Directory Server is designed to respond quickly to client application requests. In order to avoid waiting for directory data to be read from disk, Directory Server caches data in memory. You can configure how much memory is devoted to cache for database files, for directory entries, and for importing directory data from LDIF.
Ideally the hardware on which you run Directory Server allows you to devote enough space to cache all directory data in physical memory. The data should fit comfortably, such that the system has enough physical memory for operation, and the file system has plenty of physical memory for its caching and operation. Once the data are cached, Directory Server has to read data from and write data to disk only when a directory entry changes.
Directory Server supports 64–bit memory addressing, and so can handle total cache sizes as large as a 64–bit processor can address. For small to medium deployments it is often possible to provide enough memory that all directory data can be held in cache. For large deployments, however, caching everything may not be practical or cost effective.

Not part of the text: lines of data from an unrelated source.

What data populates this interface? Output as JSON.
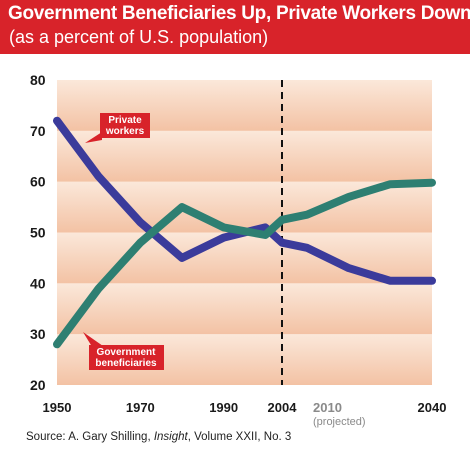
{
  "header": {
    "title": "Government Beneficiaries Up, Private Workers Down",
    "subtitle": "(as a percent of U.S. population)"
  },
  "source": {
    "prefix": "Source: A. Gary Shilling, ",
    "publication": "Insight",
    "suffix": ", Volume XXII, No. 3"
  },
  "colors": {
    "header_red": "#d8232a",
    "private_workers": "#3b3b9b",
    "government_beneficiaries": "#2e7f72",
    "band_light": "#fbe8da",
    "band_dark": "#f3c2a4"
  },
  "chart_data": {
    "type": "line",
    "title": "Government Beneficiaries Up, Private Workers Down",
    "subtitle": "(as a percent of U.S. population)",
    "xlabel": "",
    "ylabel": "",
    "ylim": [
      20,
      80
    ],
    "xlim": [
      1950,
      2040
    ],
    "y_ticks": [
      20,
      30,
      40,
      50,
      60,
      70,
      80
    ],
    "x_ticks": [
      {
        "value": 1950,
        "label": "1950",
        "sub": ""
      },
      {
        "value": 1970,
        "label": "1970",
        "sub": ""
      },
      {
        "value": 1990,
        "label": "1990",
        "sub": ""
      },
      {
        "value": 2004,
        "label": "2004",
        "sub": ""
      },
      {
        "value": 2010,
        "label": "2010",
        "sub": "(projected)"
      },
      {
        "value": 2040,
        "label": "2040",
        "sub": ""
      }
    ],
    "projection_start": 2004,
    "grid": true,
    "series": [
      {
        "name": "Private workers",
        "color": "#3b3b9b",
        "x": [
          1950,
          1960,
          1970,
          1980,
          1990,
          2000,
          2004,
          2010,
          2020,
          2030,
          2040
        ],
        "y": [
          72,
          61,
          52,
          45,
          49,
          51,
          48,
          47,
          43,
          40.5,
          40.5
        ]
      },
      {
        "name": "Government beneficiaries",
        "color": "#2e7f72",
        "x": [
          1950,
          1960,
          1970,
          1980,
          1990,
          2000,
          2004,
          2010,
          2020,
          2030,
          2040
        ],
        "y": [
          28,
          39,
          48,
          55,
          51,
          49.5,
          52.5,
          53.5,
          57,
          59.5,
          59.8
        ]
      }
    ],
    "annotations": [
      {
        "text_lines": [
          "Private",
          "workers"
        ],
        "series": "Private workers"
      },
      {
        "text_lines": [
          "Government",
          "beneficiaries"
        ],
        "series": "Government beneficiaries"
      }
    ]
  }
}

For large deployments, caching everything in memory can cause side effects. Tools such as the pmap command, that traverse the process memory map to gather data, can freeze the server process for a noticeable time. Core files can become so large that writing them to disk during a crash can take several minutes. Startup times can be slow if the server is shut down abruptly and then restarted. Directory Server can also pause and stop responding temporarily when it reaches a checkpoint and has to flush dirty cached pages to disk. When the cache is very large, the pauses can become so long that monitoring software assumes Directory Server is down.
I/O buffers at the operating system level can provide better performance. Very large buffers can compensate for smaller database caches.